URGENT : Birao aux mains des rebelles

Publié le par CENTRAFRIQUE EN LIGNE

2172.jpgCe mercredi, dès le milieu de la matinée, des combats intenses ont opposé à Birao (nord de la Centrafrique, chef-lieu de la province de la Vakaga) les Forces Armées Centrafricaines (FACA) à des rebelles qui pourraient appartenir à la CPJP (Convention des Patriotes pour la Justice et la Paix), et à d'autres groupes de moindre importance, on évoque notamment le concours de mercenaires tchadiens du FPRN d'Adoum Yacoub Kougou ou bien encore de rebelles soudanais du JEM (islamistes) ainsi que du SLA (indépendantistes sud-soudanais). Par ailleurs, il nous semble non dénué d'esprit de signaler à nos lecteurs que le beau-fils de Charles Massi, Eric Nerris Massi, a été aperçu parmi les assaillants.

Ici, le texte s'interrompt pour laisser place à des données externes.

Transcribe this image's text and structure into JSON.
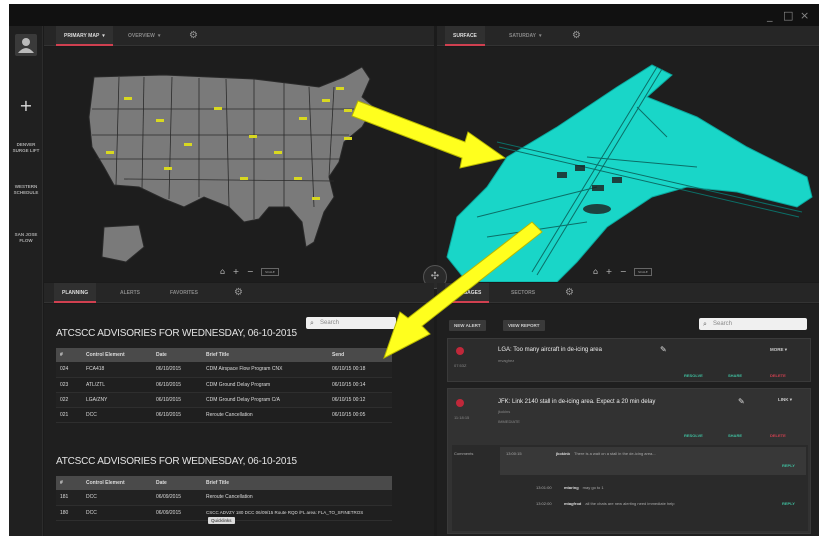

Depuis ce matin, des centaines d'hommes armés de mitraillettes et autre matériel lourd, arrivés par avion d'une destination inconnue (qui pourrait être le Darfour) ont pris un à un les quartiers de la ville de Birao, qu'ils ont méthodiquement pillé et saccagé, contraignant les FACA à se retirer à une dizaine de kilomètres à l'extérieur de la ville pour mieux préparer la contre-offensive. Les pertes chez les Forces armées centrafricaines sont assez importantes, du fait de la violence inouïe de l'attaque. La population, quant à elle, se terre dans les forêts et les marais qui entourent la ville.

 

Cette attaque n'est qu'un crime de plus à ajouter à la longue série des forfaits déjà commis par ces prétendus rebelles. Ces derniers n'ont qu'un seul objectif, qu'un seul but : mettre la République Centrafricaine à genoux, et ce par tous les moyens possibles. Le gouvernement centrafricain ne saura tolérer plus longtemps cet affront et une contre-attaque est déjà en cours pour reprendre la ville de Birao sous les ordres du Général Mazi, chef d'Etat-Major de l'Armée Centrafricaine et ancien préfet de Ndélé. Il nous faut une fois de plus faire reposer toute notre confiance sur notre armée nationale pour que la préfecture de la Vakaga retrouve un tant-soit-peu de sérénité. La récompense sera à la hauteur de sa vaillance.


Quoi qu'il en soit, dès la fin de cette opération, d'aucun devra s'interroger sur la réelle volonté des mouvements politico-militaires tels que le CPJP de désarmer et de réintégrer la vie civile centrafricaine dans le cadre du processus DDR, préalable indispensable à la tenue d'élections libres sur l'intégralité du territoire de la République Centrafricaine le 23 janvier prochain. Dans le cas contraire, peut-être conviendrait-il, comme le préconisent certains, de mettre en place des mesures draconiennes afin d'éradiquer définitivement le fléau des mouvements politico-militaires et de ces mercenaires étrangers qui écument le territoire centrafricain. Le gouvernement du général d'armée François Bozizé Yangouvonda ne saurait tolérer plus longtemps que des civils et des militaires centrafricains soient la cible de quelques bandits avides de rapines et de meurtres.